A team of Norwegian researchers studied the cases of 202 Lithuanian drivers involved in rear-ended car accidents of varying seriousness. Those studied reported an incidence of neck and headache problems similar to that of a control group not involved in auto accidents. But in no case did any of the collision victims report the kind of persisting pain known in lawsuits as whiplash.

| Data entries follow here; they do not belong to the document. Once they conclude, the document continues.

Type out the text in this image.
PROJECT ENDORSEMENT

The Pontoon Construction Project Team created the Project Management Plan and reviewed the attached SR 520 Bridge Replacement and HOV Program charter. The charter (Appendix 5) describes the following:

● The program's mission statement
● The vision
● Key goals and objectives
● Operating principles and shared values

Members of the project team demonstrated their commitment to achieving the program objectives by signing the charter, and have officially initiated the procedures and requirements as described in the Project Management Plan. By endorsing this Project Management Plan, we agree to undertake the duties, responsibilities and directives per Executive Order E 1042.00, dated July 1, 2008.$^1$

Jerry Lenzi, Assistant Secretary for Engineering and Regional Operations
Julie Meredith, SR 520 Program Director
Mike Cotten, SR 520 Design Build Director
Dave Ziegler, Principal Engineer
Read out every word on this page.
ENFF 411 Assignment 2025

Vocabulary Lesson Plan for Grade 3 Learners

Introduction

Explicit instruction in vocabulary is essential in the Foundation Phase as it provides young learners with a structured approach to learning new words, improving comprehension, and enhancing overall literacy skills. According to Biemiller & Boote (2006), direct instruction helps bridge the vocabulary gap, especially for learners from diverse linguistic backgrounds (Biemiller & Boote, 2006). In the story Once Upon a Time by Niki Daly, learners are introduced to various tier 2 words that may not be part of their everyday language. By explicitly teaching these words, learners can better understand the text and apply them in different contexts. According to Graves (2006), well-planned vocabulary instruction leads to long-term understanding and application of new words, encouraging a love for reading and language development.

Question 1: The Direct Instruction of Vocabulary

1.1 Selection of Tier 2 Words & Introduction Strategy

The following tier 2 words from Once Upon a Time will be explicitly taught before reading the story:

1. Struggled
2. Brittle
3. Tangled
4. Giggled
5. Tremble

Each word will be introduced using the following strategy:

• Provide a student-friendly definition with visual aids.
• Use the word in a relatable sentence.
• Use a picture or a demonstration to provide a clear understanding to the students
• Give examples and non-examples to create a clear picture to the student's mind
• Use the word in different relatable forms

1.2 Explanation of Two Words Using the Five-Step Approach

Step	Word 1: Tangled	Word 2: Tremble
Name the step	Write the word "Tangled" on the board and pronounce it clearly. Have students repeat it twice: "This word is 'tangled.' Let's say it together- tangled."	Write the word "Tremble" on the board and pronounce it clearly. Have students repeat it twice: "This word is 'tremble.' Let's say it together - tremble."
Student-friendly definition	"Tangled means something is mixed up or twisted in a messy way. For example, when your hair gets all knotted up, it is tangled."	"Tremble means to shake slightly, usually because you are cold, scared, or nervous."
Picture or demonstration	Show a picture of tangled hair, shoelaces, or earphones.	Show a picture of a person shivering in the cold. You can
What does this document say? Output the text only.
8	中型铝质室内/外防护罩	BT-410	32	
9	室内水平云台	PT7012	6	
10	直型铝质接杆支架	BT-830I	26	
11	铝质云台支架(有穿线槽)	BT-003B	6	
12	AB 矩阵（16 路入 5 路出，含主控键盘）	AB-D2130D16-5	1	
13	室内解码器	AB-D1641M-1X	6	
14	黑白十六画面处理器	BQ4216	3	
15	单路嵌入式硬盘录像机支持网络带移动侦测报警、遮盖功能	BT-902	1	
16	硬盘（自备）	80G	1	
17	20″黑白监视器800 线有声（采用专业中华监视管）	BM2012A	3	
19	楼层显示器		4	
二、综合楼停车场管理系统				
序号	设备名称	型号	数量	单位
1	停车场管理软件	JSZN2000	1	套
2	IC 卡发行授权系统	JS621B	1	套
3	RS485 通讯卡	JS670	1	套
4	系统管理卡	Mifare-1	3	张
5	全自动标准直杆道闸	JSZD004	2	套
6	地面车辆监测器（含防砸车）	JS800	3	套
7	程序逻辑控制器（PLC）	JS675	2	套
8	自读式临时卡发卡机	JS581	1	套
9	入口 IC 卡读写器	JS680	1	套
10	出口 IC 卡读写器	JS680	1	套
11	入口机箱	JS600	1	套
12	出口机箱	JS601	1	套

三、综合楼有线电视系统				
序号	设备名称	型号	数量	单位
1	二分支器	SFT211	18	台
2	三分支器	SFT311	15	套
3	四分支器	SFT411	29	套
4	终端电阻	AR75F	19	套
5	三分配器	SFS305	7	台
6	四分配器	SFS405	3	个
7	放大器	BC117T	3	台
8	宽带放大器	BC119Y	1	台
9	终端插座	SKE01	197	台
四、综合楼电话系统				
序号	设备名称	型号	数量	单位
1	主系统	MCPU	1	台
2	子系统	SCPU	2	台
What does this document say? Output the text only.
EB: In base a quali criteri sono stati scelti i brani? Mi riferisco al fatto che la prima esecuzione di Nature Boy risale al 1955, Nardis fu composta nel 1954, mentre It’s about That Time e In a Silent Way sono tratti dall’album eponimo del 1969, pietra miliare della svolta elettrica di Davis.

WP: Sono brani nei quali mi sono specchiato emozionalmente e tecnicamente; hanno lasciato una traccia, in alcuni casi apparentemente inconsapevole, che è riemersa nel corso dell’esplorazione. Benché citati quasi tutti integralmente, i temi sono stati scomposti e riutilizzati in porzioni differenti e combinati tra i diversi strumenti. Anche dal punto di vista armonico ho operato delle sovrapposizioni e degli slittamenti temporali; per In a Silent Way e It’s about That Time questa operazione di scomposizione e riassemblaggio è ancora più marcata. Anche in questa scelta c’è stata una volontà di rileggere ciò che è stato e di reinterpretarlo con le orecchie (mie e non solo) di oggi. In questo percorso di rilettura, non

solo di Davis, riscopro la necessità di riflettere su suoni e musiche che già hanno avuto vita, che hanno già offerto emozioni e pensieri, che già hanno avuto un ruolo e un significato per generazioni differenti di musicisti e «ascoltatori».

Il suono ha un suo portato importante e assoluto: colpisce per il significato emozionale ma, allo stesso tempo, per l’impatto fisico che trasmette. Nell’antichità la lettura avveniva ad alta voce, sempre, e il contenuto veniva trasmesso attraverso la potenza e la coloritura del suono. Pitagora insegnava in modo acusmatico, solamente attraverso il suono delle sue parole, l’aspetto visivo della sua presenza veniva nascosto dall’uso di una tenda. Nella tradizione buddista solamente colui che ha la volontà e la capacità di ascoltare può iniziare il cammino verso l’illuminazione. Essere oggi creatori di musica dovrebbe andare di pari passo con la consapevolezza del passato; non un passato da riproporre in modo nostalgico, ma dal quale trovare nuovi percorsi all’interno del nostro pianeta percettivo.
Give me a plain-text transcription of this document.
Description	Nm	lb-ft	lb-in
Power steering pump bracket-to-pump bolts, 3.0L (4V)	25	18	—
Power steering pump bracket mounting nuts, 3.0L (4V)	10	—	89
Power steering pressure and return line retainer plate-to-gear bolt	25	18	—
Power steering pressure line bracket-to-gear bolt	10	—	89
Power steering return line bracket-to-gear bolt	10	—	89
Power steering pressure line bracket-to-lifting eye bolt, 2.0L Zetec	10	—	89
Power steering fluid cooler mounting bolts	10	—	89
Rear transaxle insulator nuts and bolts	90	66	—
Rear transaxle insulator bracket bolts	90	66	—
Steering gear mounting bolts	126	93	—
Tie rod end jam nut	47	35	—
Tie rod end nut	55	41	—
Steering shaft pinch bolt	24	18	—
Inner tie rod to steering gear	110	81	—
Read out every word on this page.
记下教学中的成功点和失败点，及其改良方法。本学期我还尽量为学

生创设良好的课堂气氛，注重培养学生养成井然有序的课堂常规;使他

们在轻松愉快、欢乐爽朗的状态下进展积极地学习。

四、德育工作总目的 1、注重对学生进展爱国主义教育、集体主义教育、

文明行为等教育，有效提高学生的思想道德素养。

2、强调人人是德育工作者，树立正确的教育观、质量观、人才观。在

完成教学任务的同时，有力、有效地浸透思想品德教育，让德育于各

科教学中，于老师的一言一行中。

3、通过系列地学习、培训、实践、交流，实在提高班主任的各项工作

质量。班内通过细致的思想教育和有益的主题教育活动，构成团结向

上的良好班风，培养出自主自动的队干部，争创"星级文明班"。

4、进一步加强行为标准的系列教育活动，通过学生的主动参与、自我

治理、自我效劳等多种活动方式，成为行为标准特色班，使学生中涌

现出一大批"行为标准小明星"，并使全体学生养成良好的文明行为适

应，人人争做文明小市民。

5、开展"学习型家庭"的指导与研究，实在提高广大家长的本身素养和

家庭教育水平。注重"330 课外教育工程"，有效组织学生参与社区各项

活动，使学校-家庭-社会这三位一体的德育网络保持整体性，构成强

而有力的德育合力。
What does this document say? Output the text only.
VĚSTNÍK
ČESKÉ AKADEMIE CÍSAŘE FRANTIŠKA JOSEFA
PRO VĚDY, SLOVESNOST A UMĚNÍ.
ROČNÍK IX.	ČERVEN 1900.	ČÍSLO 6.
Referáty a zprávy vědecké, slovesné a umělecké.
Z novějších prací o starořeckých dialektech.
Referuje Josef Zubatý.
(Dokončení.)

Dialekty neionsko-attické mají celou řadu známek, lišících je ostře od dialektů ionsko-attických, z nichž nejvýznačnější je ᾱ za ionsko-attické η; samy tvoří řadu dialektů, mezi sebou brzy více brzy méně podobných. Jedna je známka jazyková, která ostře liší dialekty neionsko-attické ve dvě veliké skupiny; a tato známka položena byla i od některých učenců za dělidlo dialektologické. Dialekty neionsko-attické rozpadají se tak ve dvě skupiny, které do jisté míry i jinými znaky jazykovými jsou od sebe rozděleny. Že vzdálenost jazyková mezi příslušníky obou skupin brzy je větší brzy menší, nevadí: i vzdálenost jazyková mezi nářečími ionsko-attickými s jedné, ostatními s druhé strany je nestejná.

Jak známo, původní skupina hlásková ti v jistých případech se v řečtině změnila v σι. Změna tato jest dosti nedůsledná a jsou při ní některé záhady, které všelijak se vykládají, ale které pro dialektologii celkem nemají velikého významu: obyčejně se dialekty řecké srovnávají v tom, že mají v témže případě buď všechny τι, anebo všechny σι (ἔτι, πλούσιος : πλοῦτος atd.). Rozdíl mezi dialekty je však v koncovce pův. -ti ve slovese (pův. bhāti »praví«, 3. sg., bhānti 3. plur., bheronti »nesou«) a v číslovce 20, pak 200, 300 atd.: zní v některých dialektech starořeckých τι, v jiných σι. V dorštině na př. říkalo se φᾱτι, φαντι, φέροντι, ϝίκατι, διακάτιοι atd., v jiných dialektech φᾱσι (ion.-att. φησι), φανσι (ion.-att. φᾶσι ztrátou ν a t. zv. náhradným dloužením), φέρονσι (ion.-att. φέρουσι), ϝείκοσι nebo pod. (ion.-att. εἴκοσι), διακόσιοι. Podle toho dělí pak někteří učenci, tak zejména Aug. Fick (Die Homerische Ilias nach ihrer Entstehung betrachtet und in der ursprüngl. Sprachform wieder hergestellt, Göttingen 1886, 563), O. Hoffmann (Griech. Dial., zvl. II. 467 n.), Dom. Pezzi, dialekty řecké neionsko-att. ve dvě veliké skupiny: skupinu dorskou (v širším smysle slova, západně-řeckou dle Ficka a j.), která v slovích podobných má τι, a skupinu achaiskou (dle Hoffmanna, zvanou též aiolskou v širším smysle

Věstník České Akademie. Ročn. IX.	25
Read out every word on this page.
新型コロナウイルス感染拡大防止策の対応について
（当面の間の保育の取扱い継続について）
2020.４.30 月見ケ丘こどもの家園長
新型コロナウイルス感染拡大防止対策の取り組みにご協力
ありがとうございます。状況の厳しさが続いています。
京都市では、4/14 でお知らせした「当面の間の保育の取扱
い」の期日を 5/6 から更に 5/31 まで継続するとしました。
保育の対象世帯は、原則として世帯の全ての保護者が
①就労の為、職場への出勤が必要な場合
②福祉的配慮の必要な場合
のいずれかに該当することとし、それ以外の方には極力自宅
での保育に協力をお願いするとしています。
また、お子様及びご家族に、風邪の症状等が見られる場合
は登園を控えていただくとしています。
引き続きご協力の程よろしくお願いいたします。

Almost no private auto insurance is available in Lithuania. And people generally haven't heard of whiplash. So the researchers drew the undeniably logical conclusion that chronic whiplash exists only where people are mentally conditioned to expect and/or benefit financially from it. And also where the insurance and legal system provides a framework to nourish its supposed existence.

Not surprisingly, when the study results were announced, Dr. Harald Schrader, a hospital neurologist on the research team, was threatened with suit by the head of a whiplash-patients organization in Norway. (There are some 70,000 people in that organization who claim chronic disability.)

No one, of course, should suggest singling out the victims for blame. A whole system is geared to reinforce their belief in their continuing infirmity. That system includes well-intentioned lawmakers, fee-seeking lawyers, and busy (and sometimes unethical) health-care providers.

But the study in Lithuania provides a healthy reminder to Western societies that a heavy price is paid when a culture of self-imposed victimhood and self-serving litigation develops.

One part of that price appears in impersonal numbers: lost efficiency, soaring costs, unfair usurpation of health-care resources. But a far more tragic cost is personal: individuals shackled for years by their belief that inescapable pain rules their lives day after day. Instead of threatening suit, those people might spare a word of gratitude to Dr. Shrader and his colleagues. His team offers them the beginning of knowledge to set them free.